Christmas tree and decor? Check. Gifts for parents, friends, relatives, kids, colleagues, and other relations? Check. Egg nog? You bet! So what’s missing from our list that will make this holiday season complete? Our favorite animated TV specials, of course! As the streets and skylines and halls are decked with the adornments of the season, our living rooms are also aglow with the ornamental display of each monster, woodland creature, and harried human whose televised tales we appoint to watch each December. So many treasured programs return this time of year to fill our eager hearts with cheer. Here we rank the ten best.

The Best Animated Christmas TV Specials Of All Time:

10. Santa Claus is Comin’ to Town (1970)

Photo: NBCUniversal Television Distribution

Hanna Barbera, Pixar, and Dreamworks are all famous production companies known for their animated fare. But when it comes to Christmas TV specials, the star on the tree is one who’s name you probably don’t remember: Rankin/Bass. Responsible for four entries on our list, including this one, they are recognizable for their stop-motion features with doll-like characters engaged in storylines often set within snow-covered landscapes. An animation technique called “Animagic.” Finding continued success translating beloved holiday songs into memorable TV specials, their 1970 release was Santa Claus is Comin’ to Town. Framing the action around a narrator based on a legendary celebrity became a staple of Rankin/Bass films.

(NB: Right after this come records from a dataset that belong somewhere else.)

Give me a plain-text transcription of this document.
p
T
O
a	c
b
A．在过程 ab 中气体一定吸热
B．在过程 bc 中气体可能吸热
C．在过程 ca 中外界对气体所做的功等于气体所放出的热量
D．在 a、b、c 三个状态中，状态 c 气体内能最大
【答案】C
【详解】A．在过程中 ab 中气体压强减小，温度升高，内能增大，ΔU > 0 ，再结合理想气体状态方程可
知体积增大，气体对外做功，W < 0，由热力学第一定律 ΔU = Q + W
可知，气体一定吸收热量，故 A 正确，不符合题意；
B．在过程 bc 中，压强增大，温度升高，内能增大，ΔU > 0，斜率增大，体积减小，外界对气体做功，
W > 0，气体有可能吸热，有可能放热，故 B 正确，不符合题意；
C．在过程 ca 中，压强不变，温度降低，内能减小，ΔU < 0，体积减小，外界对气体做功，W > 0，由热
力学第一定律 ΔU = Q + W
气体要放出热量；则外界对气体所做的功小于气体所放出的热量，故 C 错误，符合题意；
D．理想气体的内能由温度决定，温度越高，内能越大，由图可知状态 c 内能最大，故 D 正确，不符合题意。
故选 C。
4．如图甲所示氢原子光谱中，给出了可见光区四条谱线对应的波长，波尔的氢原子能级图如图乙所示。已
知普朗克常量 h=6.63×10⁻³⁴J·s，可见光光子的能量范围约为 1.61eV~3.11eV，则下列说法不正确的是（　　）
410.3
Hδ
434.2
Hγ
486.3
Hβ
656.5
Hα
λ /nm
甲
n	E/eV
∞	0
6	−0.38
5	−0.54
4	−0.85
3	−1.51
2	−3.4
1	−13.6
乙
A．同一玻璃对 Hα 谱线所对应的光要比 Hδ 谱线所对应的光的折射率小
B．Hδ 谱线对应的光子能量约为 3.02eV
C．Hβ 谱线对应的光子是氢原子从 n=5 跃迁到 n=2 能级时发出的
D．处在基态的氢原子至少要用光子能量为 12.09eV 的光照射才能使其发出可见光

Here, Fred Astaire takes those reins, telling a sweet Santa origin story with some healthy scoops of Fascism thrown in to terrify the kids. But if you get past the bonfire of burning toys and forced imprisonment, a viewing of Claus will cause visions of dancing sugarplums in no time.

9. The Snowman (1982)

It is hard to separate the festivities of Christmas from the bold colors that leave the holiday awash in its singular glow. The brash reds and greens. The shimmery silvers and golds. Each provide a palate soaked up by most of the animated fare ablaze on our TV screens in December. A notable exception is “The Snowman,” a mostly dialogue-free British import. This hand drawn enchantment is painted in soft pastels, reinforcing its buoyant delicacy.  A color scheme more similar to a snowfall at sunrise than a gregarious Christmas tree, the story follows a young boy whose frosty creation magically comes to life like another snowman we’ll find on this list — and meets a similar end. Though silent, The Snowman dazzles as it soars to fantastic heights on a journey that includes an unexpected stop at The North Pole. David Bowie provides the live-action introduction in the most well-known re-release of this TV special, yet despite his celebrity, it is The Snowman and his young companion who end up leaving us starstruck.

8. The Spirit of Christmas (1995)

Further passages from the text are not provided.